Is this really the route we’re going down now? Rather than try and work holistically to resolve sleep problems, we’re just going to say, “oh well, we’ll make a drug to fix it.”
I suppose for shift workers, the idea of a drug to protect their brains against the damage caused by that sort of pattern would be a good thing… but for the rest of us why don’t we all just work on getting better sleep instead?
Society in general seems to be heading in this worrying direction whereby we will happily pop a pill to solve a problem, rather than do something constructive to avoid the problem occurring in the first place.

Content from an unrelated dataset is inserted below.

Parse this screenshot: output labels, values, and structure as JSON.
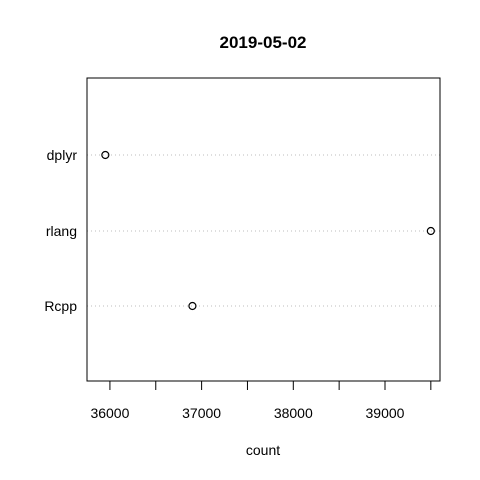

We all seem so keen to just find a quick fix, even if it will only solve the problem for there and then and not for tomorrow, next week, next month, next year.
We’ve known for a long time that shift work and working nights was bad for people; the sun sets for a reason, and we are all better off when we aim to stick to natural rhythms of night and day. People who work nights long term confuse their natural circadian clock, potentially causing sleep disorders (surprise!), digestive problems, obesity and heart disease.
There are natural things you can do to help with sleep issues, though. Even if you’re a shift worker and have to be up all night and sleep all day, there are a lot of things you can do to try and restore that balance. Certain yoga postures before bed can help to relax you, and sun salutations when you get up can help to wake you up. If you’ve had a restless sleep, there are things you can do to try and recover, ready for your day. There are also simple things you can do before you go to bed, to try and ensure a restful night. Things like avoiding caffeine and sugar before bed, and switching off the TV (or laptop) a good few hours before bed really do make a difference.
I am a firm believer in exhausting all natural, holistic avenues before reaching for chemicals to resolve a problem. I know what it’s like to be sleep deprived and fed up, but I really believe that you can make simple changes to your lifestyle to resolve an issue.